Auditing Software for SOX

[Mide]

Does anyone know of or have used any application that can print out reports of AD users, what security groups they belong to and what groups are assigned permissions to what shares? A SOX auditor just came by and I can only think of doing this manually which would suck.

 

[Mide]

No responses hu? So there are no other IT people who work for a company in the private sector?

 

[fulltilt39]

You didn't say if it had to be free or not, but take a look at this site...

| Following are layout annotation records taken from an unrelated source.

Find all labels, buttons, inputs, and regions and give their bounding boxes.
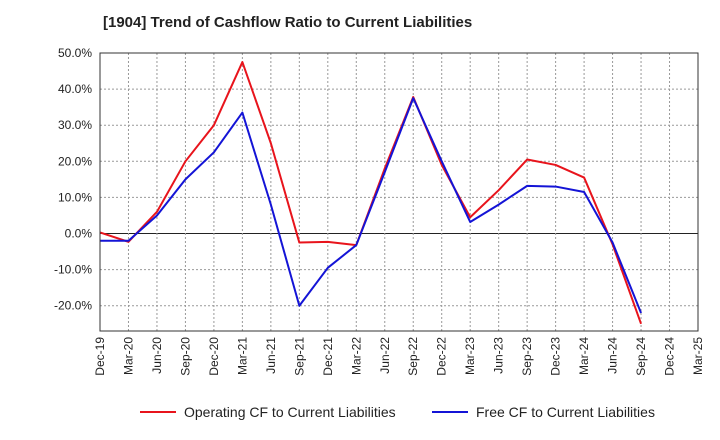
x-tick-label: Mar-21	[235, 337, 249, 375]
y-tick-label: 10.0%	[58, 190, 92, 204]
x-tick-label: Dec-22	[435, 337, 449, 376]
legend-label-operating-cf: Operating CF to Current Liabilities	[184, 404, 396, 420]
y-tick-label: 20.0%	[58, 154, 92, 168]
x-tick-label: Mar-23	[463, 337, 477, 375]
x-tick-label: Dec-24	[663, 337, 677, 376]
x-tick-label: Mar-22	[349, 337, 363, 375]
x-tick-label: Jun-23	[492, 337, 506, 374]
x-tick-label: Jun-21	[264, 337, 278, 374]
x-tick-label: Jun-20	[150, 337, 164, 374]
series-line-free-cf	[100, 97, 642, 314]
plot-frame	[99, 52, 699, 332]
y-tick-label: 30.0%	[58, 118, 92, 132]
x-tick-label: Sep-22	[406, 337, 420, 376]
x-axis-ticks: Dec-19 Mar-20 Jun-20 Sep-20 Dec-20 Mar-21 Jun-…	[93, 337, 705, 376]
legend-swatch-operating-cf	[140, 411, 176, 413]
x-tick-label: Jun-24	[606, 337, 620, 374]
y-tick-label: -10.0%	[54, 263, 92, 277]
x-tick-label: Sep-24	[634, 337, 648, 376]
x-tick-label: Jun-22	[378, 337, 392, 374]
x-tick-label: Mar-20	[121, 337, 135, 375]
y-tick-label: 0.0%	[65, 227, 93, 241]
y-tick-label: 50.0%	[58, 46, 92, 60]
x-tick-label: Dec-19	[93, 337, 107, 376]
x-tick-label: Mar-24	[577, 337, 591, 375]
x-tick-label: Sep-23	[520, 337, 534, 376]
series-lines	[99, 61, 642, 325]
chart-title: [1904] Trend of Cashflow Ratio to Curren…	[103, 14, 473, 31]
y-tick-label: -20.0%	[54, 299, 92, 313]
grid-lines	[100, 52, 698, 331]
x-tick-label: Dec-21	[321, 337, 335, 376]
x-tick-label: Mar-25	[691, 337, 705, 375]
legend-swatch-free-cf	[432, 411, 468, 413]
legend-label-free-cf: Free CF to Current Liabilities	[476, 404, 655, 420]
legend-item-free-cf: Free CF to Current Liabilities	[432, 404, 655, 420]
y-tick-label: 40.0%	[58, 82, 92, 96]
series-line-operating-cf	[99, 61, 642, 325]
x-tick-label: Dec-20	[207, 337, 221, 376]
y-axis-ticks: 50.0% 40.0% 30.0% 20.0% 10.0% 0.0% -10.0% -20.0…	[54, 46, 92, 313]
x-tick-label: Sep-20	[178, 337, 192, 376]
x-tick-label: Dec-23	[549, 337, 563, 376]
x-tick-label: Sep-21	[292, 337, 306, 376]
legend-item-operating-cf: Operating CF to Current Liabilities	[140, 404, 396, 420]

http://www.likewise.com/resour...per-SOX-Compliance.pdf

 

[Mide]

Both are fine. Although one I was looking at quoted me around 3-4k and that is totally not in the ballpark that we're looking for.

 

[dfnkt]

Mide -- You said private sector. Why would a SOX auditor be bothering you? As far as I know they can only come around when you're publicly traded. I work for a privately held organization and we don't do SOX and don't have to worry about PCI-DSS since we aren't involved with credit card payments. AFAIK we don't have to worry about anything but HIPPA.

As far as SOX auditing goes, it's probably going to cost some money. I think the SCCM (formerly MOM, EDIT: Wrong, formerly SMS) from microsoft has some canned configurations you can use for SOX audits. We use a tool from Altiris (Now part of Symantec) for this type of thing. Even though we don't have to comply with it, we still strive to do so.

 

[Mide]

Perhaps it is my mistake in terms of wording. I work for a company that has "gone public" so we have stocks listed on the market. I have always thought that private sector = being paid by the business itself and public sector = being paid using public money like fed jobs, state jobs, and other such entities. Is this not correct?

 

[dfnkt]

I guess you could really use either description. I just prefer to use private = no stocks, public = stocks and the compliance hassles.

I was incorrect in my last post, SCCM was formerly SMS not MOM.

Found these for you:
http://en.wikipedia.org/wiki/S..._Configuration_Manager
http://www.microsoft.com/syste...ger/en/us/default.aspx

Others you might look into:

Bigfix -- http://www.bigfix.com/
and -- http://www.bigfix.com/content/...-and-policy-compliance

Client Management Suite 7 from Symantec -- http://www.symantec.com/busine...lient-management-suite

KBOX by KACE -- http://www.kace.com/

 

[dfnkt]

Alot of what I've seen is that if you have some type of software or an appliance and are making a good faith effort to stay in compliance they are pretty accepting. If you think about it: You have a tool on all the computers gathering information and can run reports about user access levels etc, how are they going to put their own tool out there? By using yours?

 

[dfnkt]

I mentioned this to the OP in a PM but want to include it here for anyone in the future:

ADAM - AD Application Mode http://www.microsoft.com/windo...2003/adam/default.mspx
This could be used to make AD much more extensible and more easily queried.

AD Manager Plus - Web based AD management and reporting http://www.manageengine.com/products/ad-manager/
Pretty solid from the little we have used it.